According to our most recent data, the OOO ETF had $220.4 million of money invested. With OOO’s total funds under management (FUM) figure over $100 million, the ETF meets our team’s minimum investment criteria for FUM levels. As a general rule, our team draws the line at $100 million for ETFs in the Commodities sector because we believe that, relative to smaller ETFs, achieving this amount of FUM lowers the chance that the ETF issuer will close the ETF.
Keep learning about the OOO ETF. Click here to access our free ETF review.
The Vanguard VISM ETF – key points
The Vanguard VISM ETF provides investors with exposure to a diversified portfolio of small-cap companies from developed countries around the world, excluding Australia.
With our numbers for Dec 2020, VISM’s FUM stood at $73.9 million. Given it has less than $100 million invested, ask yourself (or your adviser) if the ETF is still too small (and if you should wait to buy into it). If you’re concerned the ETF might not be established enough, compare it alongside one of the other Growth factor sector ETFs, using our full list of ETFs.
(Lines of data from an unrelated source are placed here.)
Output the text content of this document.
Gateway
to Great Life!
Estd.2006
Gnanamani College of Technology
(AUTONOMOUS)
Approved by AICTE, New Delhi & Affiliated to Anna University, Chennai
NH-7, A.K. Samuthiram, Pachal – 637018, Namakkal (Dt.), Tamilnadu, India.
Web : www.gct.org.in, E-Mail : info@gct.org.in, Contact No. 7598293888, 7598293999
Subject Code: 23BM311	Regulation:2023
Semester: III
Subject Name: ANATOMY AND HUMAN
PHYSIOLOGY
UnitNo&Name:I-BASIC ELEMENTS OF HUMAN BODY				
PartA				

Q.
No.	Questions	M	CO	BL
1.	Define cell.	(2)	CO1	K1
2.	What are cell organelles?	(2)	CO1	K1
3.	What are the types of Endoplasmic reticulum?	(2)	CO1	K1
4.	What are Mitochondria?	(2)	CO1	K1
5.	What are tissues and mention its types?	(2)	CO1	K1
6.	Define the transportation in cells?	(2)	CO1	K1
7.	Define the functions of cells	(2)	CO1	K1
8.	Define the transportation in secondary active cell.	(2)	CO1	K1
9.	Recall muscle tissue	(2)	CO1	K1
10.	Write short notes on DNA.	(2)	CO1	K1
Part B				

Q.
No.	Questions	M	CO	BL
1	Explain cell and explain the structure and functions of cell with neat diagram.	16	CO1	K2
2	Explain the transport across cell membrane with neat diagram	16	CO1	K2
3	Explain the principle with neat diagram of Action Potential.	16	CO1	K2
Are the fees for the VISM ETF bad?
Vanguard, the ETF issuer, charges a yearly management fee of 0.32% for the VISM ETF. Meaning, if you invested $2,000 for a full 12-month period you could expect to pay a base management fee of around $6.40.
The management fee is above the average for all ETFs on our list of ASX ETFs, but keep in mind the ETF may be able to justify the higher price tag with superior performance over time.
Before rushing out and investing in the VISM fund, consider searching our full ETF list to compare the fees and costs of another ETF side-by-side. Another idea might be using our website to get a free but comprehensive investment review on VISM.